Link gives a short, bitter laugh. “Excruciating for him? No offense, Bess, but he was married. He went right home to your mother.” Link pushes away the pakora on his share plate and Bess thinks, Oh no, no, no! She only wanted to tell Link what she knew. She didn’t mean to hurt him or make him angry. “You can see how this little arrangement…”

“Same time next year,” Bess says. “It was a movie they used to watch.”

“Yeah, well, the same time next year was profoundly unfair to my mother.”

“That’s what I told my dad,” Bess says. “The arrangement was lopsided. And sexist.” Bess remembers how Jake had patiently endured her tirade about white male privilege. “He assured me that the arrangement was Mallory’s choice. I guess there were a couple of junctures when my dad said he wanted to be with her on a permanent basis and she turned him down. She didn’t want to leave Nantucket.”

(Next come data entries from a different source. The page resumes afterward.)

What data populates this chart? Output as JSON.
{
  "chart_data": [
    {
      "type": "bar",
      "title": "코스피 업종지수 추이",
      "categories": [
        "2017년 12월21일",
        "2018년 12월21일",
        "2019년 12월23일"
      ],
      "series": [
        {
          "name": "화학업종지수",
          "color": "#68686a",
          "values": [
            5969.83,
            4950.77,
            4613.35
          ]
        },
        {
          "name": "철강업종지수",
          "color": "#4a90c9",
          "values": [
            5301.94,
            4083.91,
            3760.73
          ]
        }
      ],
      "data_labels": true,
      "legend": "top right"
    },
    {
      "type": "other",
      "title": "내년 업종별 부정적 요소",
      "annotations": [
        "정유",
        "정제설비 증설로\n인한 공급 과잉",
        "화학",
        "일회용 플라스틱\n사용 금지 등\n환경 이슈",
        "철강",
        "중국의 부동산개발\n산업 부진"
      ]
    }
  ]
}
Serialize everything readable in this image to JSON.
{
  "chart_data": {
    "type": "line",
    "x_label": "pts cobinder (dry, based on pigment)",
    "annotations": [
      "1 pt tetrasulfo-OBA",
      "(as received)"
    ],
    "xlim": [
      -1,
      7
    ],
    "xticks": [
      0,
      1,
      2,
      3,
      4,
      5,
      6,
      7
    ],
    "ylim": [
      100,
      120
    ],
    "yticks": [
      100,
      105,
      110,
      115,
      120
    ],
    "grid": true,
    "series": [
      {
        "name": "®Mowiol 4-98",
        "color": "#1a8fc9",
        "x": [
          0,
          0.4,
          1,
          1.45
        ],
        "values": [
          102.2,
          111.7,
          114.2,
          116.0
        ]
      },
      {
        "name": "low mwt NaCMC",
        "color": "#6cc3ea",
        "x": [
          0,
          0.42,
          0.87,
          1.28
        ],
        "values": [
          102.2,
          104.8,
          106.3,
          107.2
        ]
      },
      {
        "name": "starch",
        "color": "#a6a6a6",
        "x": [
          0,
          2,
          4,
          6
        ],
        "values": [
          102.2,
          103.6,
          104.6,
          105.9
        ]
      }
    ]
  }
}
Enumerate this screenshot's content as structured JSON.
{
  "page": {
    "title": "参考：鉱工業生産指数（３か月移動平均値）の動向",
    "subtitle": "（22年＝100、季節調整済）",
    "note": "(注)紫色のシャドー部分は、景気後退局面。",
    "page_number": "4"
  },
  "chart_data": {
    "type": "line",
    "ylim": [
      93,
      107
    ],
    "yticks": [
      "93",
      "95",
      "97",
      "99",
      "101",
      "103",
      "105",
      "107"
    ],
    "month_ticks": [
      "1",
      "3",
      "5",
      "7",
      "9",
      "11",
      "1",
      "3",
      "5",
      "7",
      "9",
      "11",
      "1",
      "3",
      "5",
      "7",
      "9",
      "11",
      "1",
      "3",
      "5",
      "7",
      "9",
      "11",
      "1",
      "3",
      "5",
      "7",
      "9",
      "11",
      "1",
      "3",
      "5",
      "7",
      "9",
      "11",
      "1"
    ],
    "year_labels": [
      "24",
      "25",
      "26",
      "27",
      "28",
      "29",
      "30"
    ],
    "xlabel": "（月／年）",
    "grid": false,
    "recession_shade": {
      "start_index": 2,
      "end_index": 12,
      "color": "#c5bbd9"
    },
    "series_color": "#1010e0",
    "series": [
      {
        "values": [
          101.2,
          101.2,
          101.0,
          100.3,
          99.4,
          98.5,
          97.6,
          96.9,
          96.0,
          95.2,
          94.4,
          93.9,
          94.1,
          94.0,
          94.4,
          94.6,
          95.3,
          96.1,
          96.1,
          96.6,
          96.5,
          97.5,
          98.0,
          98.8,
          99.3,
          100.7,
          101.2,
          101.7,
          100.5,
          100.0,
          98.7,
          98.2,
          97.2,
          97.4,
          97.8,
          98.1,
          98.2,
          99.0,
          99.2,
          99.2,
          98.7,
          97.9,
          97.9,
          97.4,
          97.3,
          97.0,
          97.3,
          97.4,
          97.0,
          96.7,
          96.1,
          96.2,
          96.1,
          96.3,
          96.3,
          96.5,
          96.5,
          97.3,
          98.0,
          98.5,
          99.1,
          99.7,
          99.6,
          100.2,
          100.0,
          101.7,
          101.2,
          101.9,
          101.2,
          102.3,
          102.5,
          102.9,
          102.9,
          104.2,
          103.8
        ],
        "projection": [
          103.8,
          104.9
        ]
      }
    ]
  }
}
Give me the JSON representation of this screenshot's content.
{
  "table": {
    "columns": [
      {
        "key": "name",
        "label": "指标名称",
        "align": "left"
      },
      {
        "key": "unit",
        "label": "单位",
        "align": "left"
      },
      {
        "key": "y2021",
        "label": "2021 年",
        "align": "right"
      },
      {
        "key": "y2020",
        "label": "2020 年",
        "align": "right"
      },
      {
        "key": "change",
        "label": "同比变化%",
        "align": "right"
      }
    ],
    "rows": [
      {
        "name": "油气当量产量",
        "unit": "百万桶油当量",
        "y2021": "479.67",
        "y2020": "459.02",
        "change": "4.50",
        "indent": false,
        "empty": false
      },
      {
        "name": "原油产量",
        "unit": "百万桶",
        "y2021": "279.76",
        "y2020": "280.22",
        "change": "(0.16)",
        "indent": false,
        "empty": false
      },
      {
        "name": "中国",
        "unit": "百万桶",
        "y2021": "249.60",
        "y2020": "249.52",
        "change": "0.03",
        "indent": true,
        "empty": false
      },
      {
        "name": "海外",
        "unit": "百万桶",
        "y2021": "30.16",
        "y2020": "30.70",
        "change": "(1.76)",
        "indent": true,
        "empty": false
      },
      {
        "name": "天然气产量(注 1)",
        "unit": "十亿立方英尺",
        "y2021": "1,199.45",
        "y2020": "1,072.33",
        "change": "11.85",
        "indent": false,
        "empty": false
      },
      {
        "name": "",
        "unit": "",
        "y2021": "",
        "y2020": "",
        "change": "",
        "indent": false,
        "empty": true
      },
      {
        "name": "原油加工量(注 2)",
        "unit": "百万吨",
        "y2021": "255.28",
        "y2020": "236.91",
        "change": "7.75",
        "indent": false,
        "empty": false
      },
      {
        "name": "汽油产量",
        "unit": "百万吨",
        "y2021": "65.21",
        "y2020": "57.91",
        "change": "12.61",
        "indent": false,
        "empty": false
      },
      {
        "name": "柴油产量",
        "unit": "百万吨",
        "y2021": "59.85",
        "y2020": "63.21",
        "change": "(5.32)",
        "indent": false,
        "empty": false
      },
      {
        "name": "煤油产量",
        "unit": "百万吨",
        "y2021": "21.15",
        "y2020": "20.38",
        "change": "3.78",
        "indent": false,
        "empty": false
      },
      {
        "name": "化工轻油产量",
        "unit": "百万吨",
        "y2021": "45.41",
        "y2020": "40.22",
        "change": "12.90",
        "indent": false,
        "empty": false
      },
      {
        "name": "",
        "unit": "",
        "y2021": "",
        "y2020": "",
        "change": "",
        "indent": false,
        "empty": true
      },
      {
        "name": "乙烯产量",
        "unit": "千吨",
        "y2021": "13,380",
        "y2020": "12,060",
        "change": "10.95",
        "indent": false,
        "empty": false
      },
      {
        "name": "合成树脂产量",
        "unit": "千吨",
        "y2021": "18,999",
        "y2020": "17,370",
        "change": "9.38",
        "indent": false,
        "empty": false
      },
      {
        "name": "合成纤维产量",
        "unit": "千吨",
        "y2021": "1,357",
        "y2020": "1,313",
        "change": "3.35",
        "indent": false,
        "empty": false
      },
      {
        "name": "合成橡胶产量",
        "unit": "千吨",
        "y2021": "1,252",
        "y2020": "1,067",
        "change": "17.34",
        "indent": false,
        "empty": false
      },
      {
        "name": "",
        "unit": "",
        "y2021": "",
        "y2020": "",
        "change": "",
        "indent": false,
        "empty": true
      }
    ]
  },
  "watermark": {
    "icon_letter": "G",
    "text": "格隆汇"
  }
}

“She never would have left the island.”

“He said she was happy. He told me she had a full life.” Bess’s second glass of wine is dropped off by none other than Shamin herself.

“Is everything okay here?” Shamin asks, eyeing the untouched pakoras. “We are busy preparing your entrées.”

“Delicious!” Bess says, too eagerly, and she takes a perfunctory bite of pakora.

“Very good,” Shamin says, smiling, and thankfully, she leaves them.

Bess turns back to Link. “I’m not pretending to know what your mother’s life was like. You would know that far better than me. But my dad claims she had her job, her cottage, friends, a community…and you.”

Link looks at her incredulously and she can’t help but agree with him. She’s ridiculous! She’s trying to justify what happened between their parents when it was, quite clearly, unfair to Mallory. But then, Link does an amazing thing. He reaches across the table for her hand. Bess tries to act natural but she instantly flushes from the neck up. She likes Link so much—okay, she realizes she doesn’t really know him, but she’s been drawn to him since she first set eyes on him, stepping out of the cottage on Nantucket. He’d looked so forlorn, a boy on the verge of losing his mother. He’d been trying to escape the adults inside and, like Bess, he was probably wondering what the hell Jake McCloud was doing there. But he was kind and funny with Bess, and she thought she’d seen a spark in his eyes, like maybe he thought Bess was pretty, and then he offered to show her the beach. She’d wanted him to ask for her number before she left but her dad had been standing there and it wasn’t clear if she and Link would ever see each other again, so what would be the point?